Comment conclure une aventure en tous points exceptionnelle ?

 

Comment se relever de cette fin de partie des plus surprenantes ?

 

Il y a eu ces retrouvailles. Les 10 concurrents ensemble, réunis devant leurs parents, les mots fragiles dans leurs bouches, les regards pétillants, les yeux de ceux qui savent ce qu’ils ont vécu.

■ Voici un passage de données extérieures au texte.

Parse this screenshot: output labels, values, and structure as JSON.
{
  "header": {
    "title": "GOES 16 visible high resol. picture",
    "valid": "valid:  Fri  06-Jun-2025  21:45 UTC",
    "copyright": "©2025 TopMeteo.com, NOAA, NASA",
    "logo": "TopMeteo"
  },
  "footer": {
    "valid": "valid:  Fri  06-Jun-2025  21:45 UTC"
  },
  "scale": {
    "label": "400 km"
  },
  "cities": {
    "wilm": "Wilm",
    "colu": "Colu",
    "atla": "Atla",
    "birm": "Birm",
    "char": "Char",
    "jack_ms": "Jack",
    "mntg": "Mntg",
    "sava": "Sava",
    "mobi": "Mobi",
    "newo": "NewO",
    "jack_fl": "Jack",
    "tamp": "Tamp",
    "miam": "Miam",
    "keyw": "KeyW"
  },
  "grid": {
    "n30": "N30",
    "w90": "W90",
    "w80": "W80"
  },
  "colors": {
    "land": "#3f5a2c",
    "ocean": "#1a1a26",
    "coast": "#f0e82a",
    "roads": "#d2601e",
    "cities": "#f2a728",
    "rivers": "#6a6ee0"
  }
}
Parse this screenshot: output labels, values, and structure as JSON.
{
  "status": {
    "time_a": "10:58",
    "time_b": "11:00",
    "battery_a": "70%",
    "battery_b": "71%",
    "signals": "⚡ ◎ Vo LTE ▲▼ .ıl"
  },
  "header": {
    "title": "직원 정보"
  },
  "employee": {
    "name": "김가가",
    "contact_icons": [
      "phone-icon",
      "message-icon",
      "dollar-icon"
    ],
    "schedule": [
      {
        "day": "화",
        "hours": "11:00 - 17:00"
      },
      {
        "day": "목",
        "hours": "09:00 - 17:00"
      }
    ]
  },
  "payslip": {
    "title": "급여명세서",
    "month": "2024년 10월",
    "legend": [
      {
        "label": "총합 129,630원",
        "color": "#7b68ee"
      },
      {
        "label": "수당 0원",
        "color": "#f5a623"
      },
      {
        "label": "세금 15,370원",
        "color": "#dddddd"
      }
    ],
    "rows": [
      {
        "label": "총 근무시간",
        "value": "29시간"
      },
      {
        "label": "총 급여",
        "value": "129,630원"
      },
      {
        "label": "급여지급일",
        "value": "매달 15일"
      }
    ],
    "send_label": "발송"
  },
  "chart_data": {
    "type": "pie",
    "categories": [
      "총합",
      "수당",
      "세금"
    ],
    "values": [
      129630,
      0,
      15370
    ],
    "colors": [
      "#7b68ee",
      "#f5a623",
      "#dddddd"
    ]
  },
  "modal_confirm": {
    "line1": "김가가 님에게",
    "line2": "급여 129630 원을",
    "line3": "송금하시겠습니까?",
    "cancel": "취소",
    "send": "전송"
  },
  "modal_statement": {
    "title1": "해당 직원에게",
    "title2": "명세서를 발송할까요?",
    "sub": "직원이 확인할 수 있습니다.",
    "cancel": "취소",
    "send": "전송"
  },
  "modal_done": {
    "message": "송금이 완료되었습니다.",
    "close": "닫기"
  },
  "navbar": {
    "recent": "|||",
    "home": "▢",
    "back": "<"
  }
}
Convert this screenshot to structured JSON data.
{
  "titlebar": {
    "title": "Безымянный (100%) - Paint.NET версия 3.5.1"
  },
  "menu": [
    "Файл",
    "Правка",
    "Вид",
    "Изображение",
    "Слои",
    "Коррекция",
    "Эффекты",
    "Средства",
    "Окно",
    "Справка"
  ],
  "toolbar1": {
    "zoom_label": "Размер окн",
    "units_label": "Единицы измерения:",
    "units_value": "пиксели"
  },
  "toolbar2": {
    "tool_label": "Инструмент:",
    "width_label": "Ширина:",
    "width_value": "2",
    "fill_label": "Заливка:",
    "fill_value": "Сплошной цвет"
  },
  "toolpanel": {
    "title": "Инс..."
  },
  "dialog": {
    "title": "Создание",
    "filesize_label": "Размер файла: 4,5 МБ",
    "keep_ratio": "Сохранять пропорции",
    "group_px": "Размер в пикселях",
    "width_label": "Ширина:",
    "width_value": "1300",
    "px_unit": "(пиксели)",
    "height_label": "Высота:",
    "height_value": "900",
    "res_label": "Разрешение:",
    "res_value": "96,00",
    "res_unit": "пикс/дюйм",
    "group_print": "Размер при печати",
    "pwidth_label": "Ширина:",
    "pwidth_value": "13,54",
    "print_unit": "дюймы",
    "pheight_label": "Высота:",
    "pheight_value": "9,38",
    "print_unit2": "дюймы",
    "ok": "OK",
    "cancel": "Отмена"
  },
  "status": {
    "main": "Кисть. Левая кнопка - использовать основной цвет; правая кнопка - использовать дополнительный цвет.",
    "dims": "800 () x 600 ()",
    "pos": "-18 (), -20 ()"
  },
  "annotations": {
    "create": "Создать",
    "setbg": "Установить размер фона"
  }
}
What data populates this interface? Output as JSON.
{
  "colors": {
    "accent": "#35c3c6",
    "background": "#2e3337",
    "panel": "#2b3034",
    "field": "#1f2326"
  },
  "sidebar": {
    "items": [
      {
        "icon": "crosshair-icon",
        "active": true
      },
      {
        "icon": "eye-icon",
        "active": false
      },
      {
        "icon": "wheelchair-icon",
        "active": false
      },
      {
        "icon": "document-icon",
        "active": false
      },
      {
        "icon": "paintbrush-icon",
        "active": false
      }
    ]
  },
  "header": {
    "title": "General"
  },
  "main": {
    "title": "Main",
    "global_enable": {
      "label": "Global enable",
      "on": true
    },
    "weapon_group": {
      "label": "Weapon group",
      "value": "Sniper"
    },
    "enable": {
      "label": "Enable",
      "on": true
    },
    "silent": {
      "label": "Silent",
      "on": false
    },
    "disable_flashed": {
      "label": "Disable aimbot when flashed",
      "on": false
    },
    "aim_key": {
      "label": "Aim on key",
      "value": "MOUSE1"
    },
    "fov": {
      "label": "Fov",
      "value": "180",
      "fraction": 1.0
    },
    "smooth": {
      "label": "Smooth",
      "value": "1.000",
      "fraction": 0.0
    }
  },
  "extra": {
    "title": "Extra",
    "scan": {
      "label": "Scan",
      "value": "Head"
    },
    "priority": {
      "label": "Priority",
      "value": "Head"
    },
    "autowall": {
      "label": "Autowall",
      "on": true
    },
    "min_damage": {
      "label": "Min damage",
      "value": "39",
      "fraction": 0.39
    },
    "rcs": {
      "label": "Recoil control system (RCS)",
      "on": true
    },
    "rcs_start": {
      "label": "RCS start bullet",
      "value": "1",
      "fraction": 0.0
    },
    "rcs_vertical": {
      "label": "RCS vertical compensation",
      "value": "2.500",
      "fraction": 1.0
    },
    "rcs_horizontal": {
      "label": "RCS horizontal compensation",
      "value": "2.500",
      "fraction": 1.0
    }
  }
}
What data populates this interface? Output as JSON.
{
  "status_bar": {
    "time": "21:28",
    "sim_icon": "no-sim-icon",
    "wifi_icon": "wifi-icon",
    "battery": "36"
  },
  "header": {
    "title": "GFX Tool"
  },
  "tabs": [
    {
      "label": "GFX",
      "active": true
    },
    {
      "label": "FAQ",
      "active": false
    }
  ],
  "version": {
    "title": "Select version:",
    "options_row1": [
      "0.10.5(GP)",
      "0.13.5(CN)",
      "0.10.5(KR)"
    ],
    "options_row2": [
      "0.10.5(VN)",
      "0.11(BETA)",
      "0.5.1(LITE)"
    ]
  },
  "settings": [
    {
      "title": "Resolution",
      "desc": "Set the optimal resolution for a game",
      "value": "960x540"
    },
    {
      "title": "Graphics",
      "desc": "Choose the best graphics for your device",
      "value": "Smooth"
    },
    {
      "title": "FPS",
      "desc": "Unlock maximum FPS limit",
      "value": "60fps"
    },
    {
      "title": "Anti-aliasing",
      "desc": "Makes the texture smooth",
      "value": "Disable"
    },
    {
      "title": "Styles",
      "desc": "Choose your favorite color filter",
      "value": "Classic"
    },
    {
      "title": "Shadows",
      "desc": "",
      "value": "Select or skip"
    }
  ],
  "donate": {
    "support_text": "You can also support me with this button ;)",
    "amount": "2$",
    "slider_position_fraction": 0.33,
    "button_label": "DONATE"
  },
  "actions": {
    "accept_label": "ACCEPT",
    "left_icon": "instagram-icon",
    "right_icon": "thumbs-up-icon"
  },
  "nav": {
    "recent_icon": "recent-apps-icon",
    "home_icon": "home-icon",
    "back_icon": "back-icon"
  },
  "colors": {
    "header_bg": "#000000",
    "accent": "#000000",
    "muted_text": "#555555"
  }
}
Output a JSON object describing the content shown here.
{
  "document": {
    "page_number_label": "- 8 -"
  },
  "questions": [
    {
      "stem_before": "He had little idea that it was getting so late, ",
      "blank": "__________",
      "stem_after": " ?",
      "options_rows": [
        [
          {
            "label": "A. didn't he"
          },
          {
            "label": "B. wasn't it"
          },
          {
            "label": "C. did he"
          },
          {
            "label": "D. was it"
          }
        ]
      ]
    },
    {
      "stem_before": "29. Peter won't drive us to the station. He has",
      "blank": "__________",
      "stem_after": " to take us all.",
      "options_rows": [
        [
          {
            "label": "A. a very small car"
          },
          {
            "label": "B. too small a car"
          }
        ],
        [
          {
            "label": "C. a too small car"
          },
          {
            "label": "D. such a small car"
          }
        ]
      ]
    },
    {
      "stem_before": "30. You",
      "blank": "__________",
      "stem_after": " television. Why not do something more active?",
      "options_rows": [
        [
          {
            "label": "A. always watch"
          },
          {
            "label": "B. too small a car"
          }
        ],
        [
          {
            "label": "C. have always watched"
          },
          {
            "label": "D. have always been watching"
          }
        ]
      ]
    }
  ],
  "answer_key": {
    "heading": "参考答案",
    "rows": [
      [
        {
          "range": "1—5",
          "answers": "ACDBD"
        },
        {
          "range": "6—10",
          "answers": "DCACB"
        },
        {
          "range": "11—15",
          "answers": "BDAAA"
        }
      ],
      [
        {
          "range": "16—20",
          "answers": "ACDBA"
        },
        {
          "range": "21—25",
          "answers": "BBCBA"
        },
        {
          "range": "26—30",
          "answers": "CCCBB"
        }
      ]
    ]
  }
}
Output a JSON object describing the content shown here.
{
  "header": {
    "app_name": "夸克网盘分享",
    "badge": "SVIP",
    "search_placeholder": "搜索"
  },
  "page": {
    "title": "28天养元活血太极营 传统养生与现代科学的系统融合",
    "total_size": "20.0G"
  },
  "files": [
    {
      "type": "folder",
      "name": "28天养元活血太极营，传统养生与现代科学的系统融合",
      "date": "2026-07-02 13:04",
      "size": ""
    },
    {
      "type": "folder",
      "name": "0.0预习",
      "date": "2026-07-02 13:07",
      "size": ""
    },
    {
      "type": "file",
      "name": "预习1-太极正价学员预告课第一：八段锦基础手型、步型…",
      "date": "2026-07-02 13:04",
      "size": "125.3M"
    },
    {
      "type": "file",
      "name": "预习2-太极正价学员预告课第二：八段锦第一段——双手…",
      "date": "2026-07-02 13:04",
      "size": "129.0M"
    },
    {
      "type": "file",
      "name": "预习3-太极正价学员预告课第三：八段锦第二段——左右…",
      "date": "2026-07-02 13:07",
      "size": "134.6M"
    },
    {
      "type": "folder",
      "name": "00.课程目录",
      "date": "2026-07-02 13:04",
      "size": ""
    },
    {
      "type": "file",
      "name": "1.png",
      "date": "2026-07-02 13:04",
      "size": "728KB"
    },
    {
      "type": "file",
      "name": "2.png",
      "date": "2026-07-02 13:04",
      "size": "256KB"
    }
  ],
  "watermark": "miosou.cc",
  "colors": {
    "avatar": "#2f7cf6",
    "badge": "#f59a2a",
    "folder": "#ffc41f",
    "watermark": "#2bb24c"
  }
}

Ce qu’ils ont vécu justement, comment le dire avec nos mots à nous ? Nos impératifs de télé ? Comment narrer ces accueils exceptionnels, ces générosités par delà les langues et les races ?

 

Impossible défi.

 

Alors, il y a juste ces quelques images que les finalistes ont mises bout à bout, moins de quatre minutes pour raconter deux mois et demi d’une vie hors dimensions.

 

Les applaudissements qui reprennent, les coquilles qui s’évasent (même Benoît, le plus réservé, qui s’agite sur sa chaise en se reconnaissant dans un karaoké au Japon), les langues qui se délient et les familles qui ont conscience que beaucoup reste à dire.

 

Puis, le moment ultime, un incroyable coup de hasard. Un ex æquo au sommet. Sans doute le plus beau compliment au jury de sélection : il avait vu juste, il n’y avait pas d’inégalités, pas de concurrent archidominant. Non, le jury avait bien choisi 10 vainqueurs, au pointage conscrit dans un mouchoir de poche. Il fallait un(e) gagnant(e).

 

Ce fut elle, Émilie. Elle l’a entièrement mérité.

 

Alors, comment conclure une aventure si enlevante ?

 

Et si, au contraire, elle ne s’arrêtait tout simplement pas ?

 

Car, j’en suis convaincu, vous en entendrez parler à nouveau de ces 10 de la première édition de La course Évasion autour du monde.